The bigger problem today is not the mining but, instead, the burning of coal. We'll have real problems if we continue to burn coal for 250 more years, or even 25 years.
Although electric generation from burning coal may be 70 percent cleaner than in the 1970s (www.americaspower.org), it still is a leading source of global warming pollution, with carbon dioxide emissions from U.S. coal-based electricity greater than emissions from all the cars and trucks in America (U.S. Environmental Protection Agency 2008).
And, the burning of coal is more than a carbon dioxide problem. It is a large source of mercury in the environment. It also generates as much ash, slag and sludge annually as all of the waste disposed in U.S. landfills.
Stilley also mentions the effect on the economy, job creation and energy self-sufficiency.
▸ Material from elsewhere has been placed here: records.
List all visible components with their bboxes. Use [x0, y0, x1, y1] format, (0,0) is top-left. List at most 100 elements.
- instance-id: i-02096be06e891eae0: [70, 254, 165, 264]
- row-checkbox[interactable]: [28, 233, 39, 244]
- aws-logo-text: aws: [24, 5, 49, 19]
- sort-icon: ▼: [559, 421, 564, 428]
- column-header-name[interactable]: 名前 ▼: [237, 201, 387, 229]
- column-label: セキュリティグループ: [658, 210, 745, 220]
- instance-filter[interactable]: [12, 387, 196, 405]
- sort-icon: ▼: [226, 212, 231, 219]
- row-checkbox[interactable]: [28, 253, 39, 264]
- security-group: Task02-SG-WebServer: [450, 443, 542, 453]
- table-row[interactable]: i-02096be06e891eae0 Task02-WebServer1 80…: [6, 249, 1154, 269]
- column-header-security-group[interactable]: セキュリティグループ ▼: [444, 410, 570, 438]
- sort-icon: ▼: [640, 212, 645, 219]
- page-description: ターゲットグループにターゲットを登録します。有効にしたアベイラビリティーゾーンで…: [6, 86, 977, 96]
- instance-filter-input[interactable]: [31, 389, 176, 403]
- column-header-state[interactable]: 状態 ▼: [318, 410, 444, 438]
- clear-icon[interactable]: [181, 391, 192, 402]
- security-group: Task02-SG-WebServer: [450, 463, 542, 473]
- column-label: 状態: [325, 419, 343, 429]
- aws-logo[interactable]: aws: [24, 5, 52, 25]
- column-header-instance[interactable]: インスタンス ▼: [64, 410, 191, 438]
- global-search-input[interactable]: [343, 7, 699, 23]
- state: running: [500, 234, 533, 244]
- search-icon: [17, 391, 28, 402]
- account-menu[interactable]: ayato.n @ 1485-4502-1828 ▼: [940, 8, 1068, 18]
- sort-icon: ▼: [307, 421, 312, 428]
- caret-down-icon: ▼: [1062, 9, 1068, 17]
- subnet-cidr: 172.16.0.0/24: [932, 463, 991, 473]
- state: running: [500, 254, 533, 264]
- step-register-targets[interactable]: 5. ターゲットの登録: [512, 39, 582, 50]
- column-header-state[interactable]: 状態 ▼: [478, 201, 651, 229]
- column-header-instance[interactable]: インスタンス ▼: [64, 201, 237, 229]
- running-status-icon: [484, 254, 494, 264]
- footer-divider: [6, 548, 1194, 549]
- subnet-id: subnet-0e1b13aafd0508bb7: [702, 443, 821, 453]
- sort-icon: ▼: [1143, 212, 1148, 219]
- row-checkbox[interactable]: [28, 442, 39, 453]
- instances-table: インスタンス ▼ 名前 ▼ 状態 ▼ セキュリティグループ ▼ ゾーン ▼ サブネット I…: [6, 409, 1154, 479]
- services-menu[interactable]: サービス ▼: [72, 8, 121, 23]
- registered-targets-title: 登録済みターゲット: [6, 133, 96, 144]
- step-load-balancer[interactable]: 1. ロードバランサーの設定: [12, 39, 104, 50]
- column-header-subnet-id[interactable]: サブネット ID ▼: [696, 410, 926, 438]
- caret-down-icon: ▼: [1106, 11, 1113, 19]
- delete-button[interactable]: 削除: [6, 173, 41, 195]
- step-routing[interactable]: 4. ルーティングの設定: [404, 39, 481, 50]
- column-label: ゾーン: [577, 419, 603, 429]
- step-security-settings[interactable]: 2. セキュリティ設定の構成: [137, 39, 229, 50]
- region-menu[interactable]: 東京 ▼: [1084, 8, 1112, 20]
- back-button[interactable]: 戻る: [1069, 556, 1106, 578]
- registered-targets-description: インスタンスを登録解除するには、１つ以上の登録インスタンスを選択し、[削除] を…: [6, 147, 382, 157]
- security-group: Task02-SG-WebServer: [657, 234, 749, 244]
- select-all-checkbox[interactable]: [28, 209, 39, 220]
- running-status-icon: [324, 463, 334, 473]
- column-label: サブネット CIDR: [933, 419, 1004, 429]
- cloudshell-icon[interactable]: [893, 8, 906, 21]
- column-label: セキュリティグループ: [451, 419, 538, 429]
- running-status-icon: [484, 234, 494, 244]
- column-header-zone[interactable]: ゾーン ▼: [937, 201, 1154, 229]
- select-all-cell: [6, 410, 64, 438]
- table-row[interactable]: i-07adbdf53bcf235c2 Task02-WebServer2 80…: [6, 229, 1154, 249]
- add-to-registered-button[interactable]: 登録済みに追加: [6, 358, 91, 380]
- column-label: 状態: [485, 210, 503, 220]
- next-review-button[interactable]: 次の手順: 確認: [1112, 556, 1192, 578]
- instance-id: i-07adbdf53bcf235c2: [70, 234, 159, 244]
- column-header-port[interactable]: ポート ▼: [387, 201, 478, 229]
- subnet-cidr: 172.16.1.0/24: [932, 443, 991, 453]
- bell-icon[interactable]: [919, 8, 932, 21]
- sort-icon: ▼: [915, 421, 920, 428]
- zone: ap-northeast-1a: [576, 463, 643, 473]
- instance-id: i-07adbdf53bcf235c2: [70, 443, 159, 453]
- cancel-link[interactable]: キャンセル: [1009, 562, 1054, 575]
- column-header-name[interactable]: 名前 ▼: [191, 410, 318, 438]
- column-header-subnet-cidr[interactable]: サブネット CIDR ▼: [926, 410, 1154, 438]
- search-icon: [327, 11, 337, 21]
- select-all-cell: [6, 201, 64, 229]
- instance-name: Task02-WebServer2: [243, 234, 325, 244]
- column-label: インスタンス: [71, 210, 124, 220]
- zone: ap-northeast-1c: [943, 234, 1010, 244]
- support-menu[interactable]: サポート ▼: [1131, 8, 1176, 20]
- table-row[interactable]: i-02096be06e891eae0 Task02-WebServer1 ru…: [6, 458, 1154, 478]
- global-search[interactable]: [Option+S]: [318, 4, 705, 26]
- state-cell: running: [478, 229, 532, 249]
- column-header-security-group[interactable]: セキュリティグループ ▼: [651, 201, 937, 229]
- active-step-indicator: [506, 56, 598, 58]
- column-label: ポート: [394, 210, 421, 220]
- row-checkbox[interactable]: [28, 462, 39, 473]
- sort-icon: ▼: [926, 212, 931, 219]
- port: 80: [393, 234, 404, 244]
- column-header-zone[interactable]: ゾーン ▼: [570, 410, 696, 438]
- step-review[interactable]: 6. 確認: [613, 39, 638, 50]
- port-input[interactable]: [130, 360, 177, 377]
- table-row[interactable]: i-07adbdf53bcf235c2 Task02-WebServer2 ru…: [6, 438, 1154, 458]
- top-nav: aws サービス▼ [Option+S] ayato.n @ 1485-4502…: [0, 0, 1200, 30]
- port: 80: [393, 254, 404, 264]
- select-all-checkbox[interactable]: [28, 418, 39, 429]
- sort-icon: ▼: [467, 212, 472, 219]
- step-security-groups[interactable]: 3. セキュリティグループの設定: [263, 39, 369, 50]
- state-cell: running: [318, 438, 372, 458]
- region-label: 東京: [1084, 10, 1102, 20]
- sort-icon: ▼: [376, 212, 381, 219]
He fails to consider that the development of new energy sources also will create jobs, improve the economy and help us become more energy self-sufficient than coal.
An investment in wind power produces almost three times as many jobs; solar power, almost four times as many jobs; and energy efficiency, almost 30 times as many jobs as the same investment in coal power (Earth Policy Institute, November 2008).
I work for a career coal geologist, and I supervise four other geologists working in the coal fields. They agree that Pennsylvania has nowhere near 250 years of coal left, and it may be overestimated by five times. While we can spend money for research on making coal clean, we might run out of cheap coal by the time we accomplish that.
Rather than shortsightedly continuing to rely on coal until it is depleted, should we not phase out this dirty, limited resource and develop new long-term, renewable sources that ultimately will be needed anyway?
That would improve the environment and the economy more than continued reliance on a dirty energy source.